Schulz acrescenta que as leis de prevenção da tuberculose no Brasil e no Japão, por exemplo, levaram a que até 60% das populações fossem triadas por esse método. Além disso, segundo a Associação Nacional dos Inventores, foram criadas unidades móveis mundo afora com aparelhos de abreugrafia instalados em veículos, que realizavam as radiografias torácicas em locais públicos e em grandes indústrias. Na Alemanha, por exemplo, até o ano de 1938 o número de exames feitos já ultrapassava os 500 mil.
Antes disso, em março de 1937 foi criado o primeiro Serviço de Cadastro Torácico na cidade do Rio de Janeiro, no qual foi instalado um aparelho de abreugrafia mais aperfeiçoado. “Ali foram examinadas, de 8 a 21 de julho daquele ano, 758 pessoas aparentemente sadias, das quais 44 apresentavam lesões pulmonares”, conta Reis.
“Ao se comprovar sua utilidade e importância, a nova técnica passou a ser adotada em grande escala em outros estados do Brasil e também na Europa e América do Sul.”
A médica e mestre em Saúde Coletiva, Dilene Raimundo do Nascimento, da área de Pesquisa em História das Ciências e da Saúde, da Casa de Oswaldo Cruz da Fundação Oswaldo Cruz (Fiocruz), lembra que na época a abreugrafia só tinha vantagens. “Pelo seu custo baixo e pela facilidade de operar, tornou possível o exame em massa para o diagnóstico precoce da tuberculose”, explica.
“O diagnóstico precoce da doença possibilitou iniciar o tratamento antes que fosse tarde demais, reduzindo assim o número de mortes.”

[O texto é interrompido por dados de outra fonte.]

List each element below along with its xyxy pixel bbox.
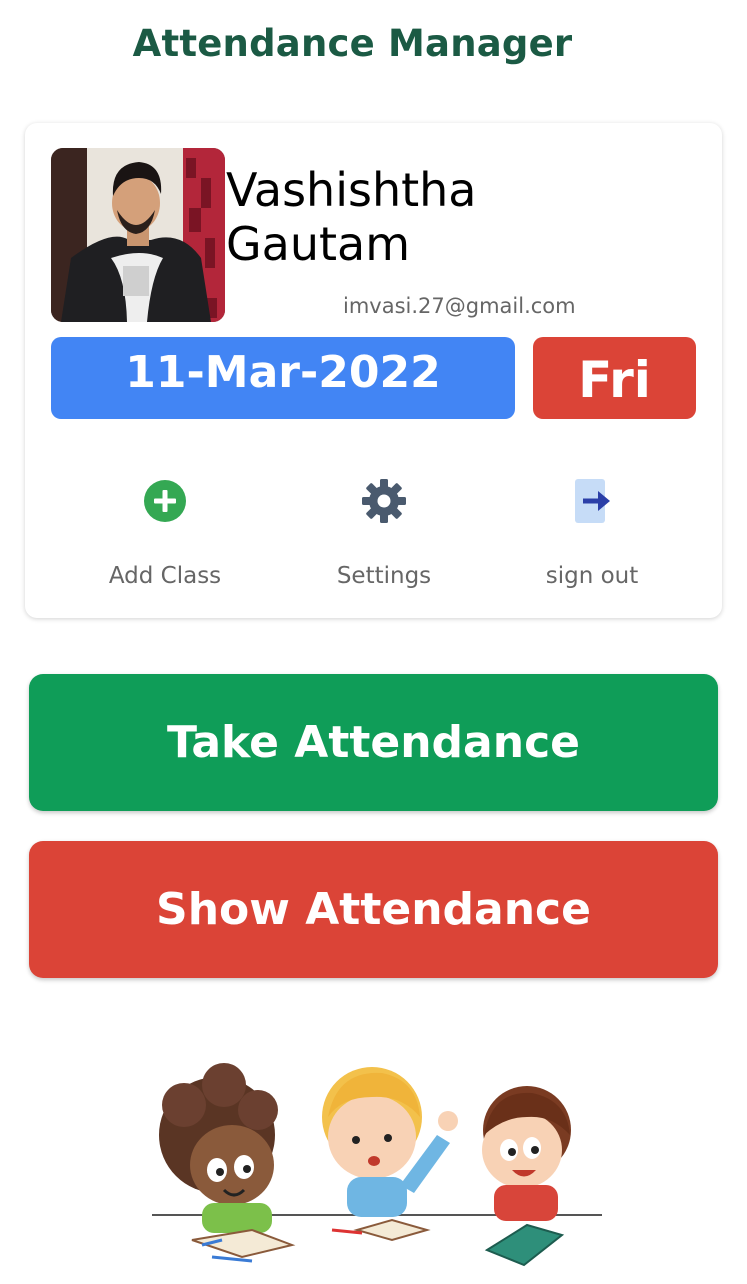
sign-out-label: sign out <box>545 563 639 589</box>
profile-card: Vashishtha Gautam imvasi.27@gmail.com 11… <box>25 123 722 618</box>
avatar-photo <box>51 148 225 322</box>
take-attendance-button[interactable]: Take Attendance <box>29 674 718 811</box>
show-attendance-button[interactable]: Show Attendance <box>29 841 718 978</box>
user-name: Vashishtha Gautam <box>226 163 477 271</box>
kids-studying-illustration <box>132 1025 610 1280</box>
settings-label: Settings <box>336 563 432 589</box>
current-day: Fri <box>533 337 696 419</box>
user-email: imvasi.27@gmail.com <box>343 294 576 318</box>
add-circle-icon <box>144 480 186 522</box>
settings-button[interactable]: Settings <box>284 473 484 589</box>
add-class-button[interactable]: Add Class <box>65 473 265 589</box>
sign-out-button[interactable]: sign out <box>492 473 692 589</box>
current-date: 11-Mar-2022 <box>51 337 515 419</box>
gear-icon <box>362 479 406 523</box>
add-class-label: Add Class <box>108 563 222 589</box>
profile-avatar[interactable] <box>51 148 225 322</box>
app-title: Attendance Manager <box>132 22 573 65</box>
exit-arrow-icon <box>575 479 610 523</box>
kids-illustration-image <box>152 1063 602 1267</box>
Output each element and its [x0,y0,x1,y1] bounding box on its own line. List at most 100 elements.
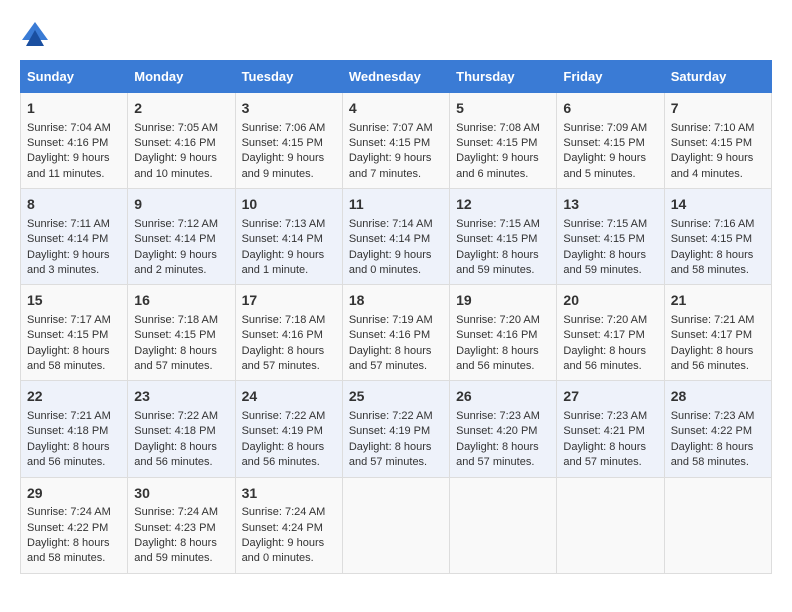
daylight: Daylight: 8 hours and 57 minutes. [242,345,325,372]
calendar-cell: 24Sunrise: 7:22 AMSunset: 4:19 PMDayligh… [235,381,342,477]
day-number: 24 [242,387,336,407]
daylight: Daylight: 8 hours and 56 minutes. [563,345,646,372]
sunrise: Sunrise: 7:12 AM [134,218,218,230]
sunset: Sunset: 4:14 PM [27,233,108,245]
sunset: Sunset: 4:16 PM [134,137,215,149]
sunrise: Sunrise: 7:11 AM [27,218,110,230]
day-number: 9 [134,195,228,215]
calendar-cell: 5Sunrise: 7:08 AMSunset: 4:15 PMDaylight… [450,93,557,189]
sunset: Sunset: 4:14 PM [349,233,430,245]
daylight: Daylight: 8 hours and 56 minutes. [242,441,325,468]
logo [20,20,54,50]
daylight: Daylight: 8 hours and 58 minutes. [671,249,754,276]
calendar-cell: 31Sunrise: 7:24 AMSunset: 4:24 PMDayligh… [235,477,342,573]
daylight: Daylight: 9 hours and 4 minutes. [671,152,754,179]
sunset: Sunset: 4:16 PM [456,329,537,341]
calendar-cell: 11Sunrise: 7:14 AMSunset: 4:14 PMDayligh… [342,189,449,285]
calendar-week-5: 29Sunrise: 7:24 AMSunset: 4:22 PMDayligh… [21,477,772,573]
sunrise: Sunrise: 7:18 AM [134,314,218,326]
calendar-cell: 3Sunrise: 7:06 AMSunset: 4:15 PMDaylight… [235,93,342,189]
day-number: 31 [242,484,336,504]
calendar-cell: 4Sunrise: 7:07 AMSunset: 4:15 PMDaylight… [342,93,449,189]
day-number: 28 [671,387,765,407]
day-number: 26 [456,387,550,407]
day-number: 13 [563,195,657,215]
sunrise: Sunrise: 7:10 AM [671,122,755,134]
day-number: 22 [27,387,121,407]
sunset: Sunset: 4:15 PM [134,329,215,341]
day-number: 3 [242,99,336,119]
calendar-cell: 29Sunrise: 7:24 AMSunset: 4:22 PMDayligh… [21,477,128,573]
calendar-cell: 17Sunrise: 7:18 AMSunset: 4:16 PMDayligh… [235,285,342,381]
calendar-cell [557,477,664,573]
daylight: Daylight: 8 hours and 59 minutes. [456,249,539,276]
sunrise: Sunrise: 7:23 AM [563,410,647,422]
day-number: 21 [671,291,765,311]
sunrise: Sunrise: 7:24 AM [242,506,326,518]
sunrise: Sunrise: 7:18 AM [242,314,326,326]
sunrise: Sunrise: 7:22 AM [349,410,433,422]
day-number: 19 [456,291,550,311]
day-number: 1 [27,99,121,119]
calendar-cell: 25Sunrise: 7:22 AMSunset: 4:19 PMDayligh… [342,381,449,477]
sunrise: Sunrise: 7:04 AM [27,122,111,134]
sunset: Sunset: 4:16 PM [349,329,430,341]
calendar-cell: 7Sunrise: 7:10 AMSunset: 4:15 PMDaylight… [664,93,771,189]
sunset: Sunset: 4:19 PM [349,425,430,437]
sunset: Sunset: 4:15 PM [563,233,644,245]
sunrise: Sunrise: 7:22 AM [242,410,326,422]
sunrise: Sunrise: 7:13 AM [242,218,326,230]
sunset: Sunset: 4:18 PM [27,425,108,437]
daylight: Daylight: 8 hours and 56 minutes. [27,441,110,468]
sunset: Sunset: 4:15 PM [27,329,108,341]
daylight: Daylight: 8 hours and 57 minutes. [134,345,217,372]
day-number: 20 [563,291,657,311]
sunrise: Sunrise: 7:20 AM [456,314,540,326]
calendar-header-row: SundayMondayTuesdayWednesdayThursdayFrid… [21,61,772,93]
sunrise: Sunrise: 7:17 AM [27,314,111,326]
calendar-week-4: 22 Sunrise: 7:21 AM Sunset: 4:18 PM Dayligh… [21,381,772,477]
calendar-cell: 23Sunrise: 7:22 AMSunset: 4:18 PMDayligh… [128,381,235,477]
calendar-cell: 8 Sunrise: 7:11 AM Sunset: 4:14 PM Daylight… [21,189,128,285]
sunrise: Sunrise: 7:16 AM [671,218,755,230]
daylight: Daylight: 8 hours and 57 minutes. [349,441,432,468]
day-number: 23 [134,387,228,407]
daylight: Daylight: 8 hours and 58 minutes. [27,537,110,564]
day-number: 6 [563,99,657,119]
header-sunday: Sunday [21,61,128,93]
day-number: 10 [242,195,336,215]
daylight: Daylight: 9 hours and 1 minute. [242,249,325,276]
day-number: 8 [27,195,121,215]
daylight: Daylight: 8 hours and 57 minutes. [456,441,539,468]
sunset: Sunset: 4:17 PM [563,329,644,341]
daylight: Daylight: 8 hours and 59 minutes. [134,537,217,564]
calendar-cell: 12Sunrise: 7:15 AMSunset: 4:15 PMDayligh… [450,189,557,285]
day-number: 15 [27,291,121,311]
daylight: Daylight: 9 hours and 9 minutes. [242,152,325,179]
sunset: Sunset: 4:16 PM [242,329,323,341]
day-number: 18 [349,291,443,311]
day-number: 12 [456,195,550,215]
sunrise: Sunrise: 7:24 AM [134,506,218,518]
header-tuesday: Tuesday [235,61,342,93]
sunrise: Sunrise: 7:21 AM [27,410,111,422]
calendar-cell: 14Sunrise: 7:16 AMSunset: 4:15 PMDayligh… [664,189,771,285]
sunrise: Sunrise: 7:14 AM [349,218,433,230]
calendar-cell: 30 Sunrise: 7:24 AM Sunset: 4:23 PM Dayligh… [128,477,235,573]
calendar-cell [342,477,449,573]
daylight: Daylight: 9 hours and 3 minutes. [27,249,110,276]
calendar-week-1: 1 Sunrise: 7:04 AM Sunset: 4:16 PM Daylight… [21,93,772,189]
day-number: 27 [563,387,657,407]
sunrise: Sunrise: 7:07 AM [349,122,433,134]
daylight: Daylight: 8 hours and 59 minutes. [563,249,646,276]
sunset: Sunset: 4:23 PM [134,522,215,534]
sunrise: Sunrise: 7:06 AM [242,122,326,134]
page-header [20,20,772,50]
day-number: 30 [134,484,228,504]
calendar-cell: 26Sunrise: 7:23 AMSunset: 4:20 PMDayligh… [450,381,557,477]
sunset: Sunset: 4:15 PM [349,137,430,149]
sunset: Sunset: 4:15 PM [671,137,752,149]
header-saturday: Saturday [664,61,771,93]
day-number: 14 [671,195,765,215]
sunrise: Sunrise: 7:23 AM [671,410,755,422]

Reprodução/Foto-RN176 Aparelho usado para fazer abreugrafia Foto: Revista Brasileira de Tuberculose / BBC News Brasil
De acordo com Nomura, a inovação de Abreu teve impacto grande na saúde pública brasileira da época, que lutava contra a tuberculose, com grande número de acometidos pela doença, diagnosticados em estágio avançado e crescente número de mortes. “Só no Rio de Janeiro no início da década de 1920 as estimativas apontavam cerca de 300 mortes por grupo de 100 mil pessoas”, diz. A informação está no livro O Mestre da Sombras – Um raio-x histórico de Manoel de Abreu.
Com a diminuição progressiva da incidência da tuberculose e os progressos no seu tratamento, os programas de triagem em massa foram sendo interrompidos a partir anos 1970. “Afinal, no começo daquele século a incidência era de 150 casos por 100 mil habitantes (semelhante à covid-19 em algumas ondas em alguns países), mas em 1970 já era de apenas 5 casos por 100 mil”, explica Schulz.
Por isso, em 1974, a Organização Mundial da Saúde (OMS) se pronunciou contra o uso da abreugrafia em massa, por expor desnecessariamente a população a doses de radiação. “Atualmente, o exame para detecção de tuberculose é feito pela pesquisa do bacilo de Koch no escarro”, conta Reis. “Para rastreamento de algumas patologias pulmonares, são preconizados estudos tomográficos de baixa dosagem, que permitem detecção de eventuais lesões em seus estágios iniciais.”
Apesar disso, a abreugrafia continua sendo lembrada, pelo menos no Brasil, onde o seu Dia Nacional é comemorado em 4 de janeiro, data do nascimento de seu inventor. A homenagem foi estipulada pelo presidente Juscelino Kubitschek, por meio do Decreto nº 42.984, de 3 de janeiro de 1958. Por uma ironia de destino, Abreu viria a morrer quatro anos depois, no dia 30 abril, por causa de uma doença do pulmão — no caso, câncer.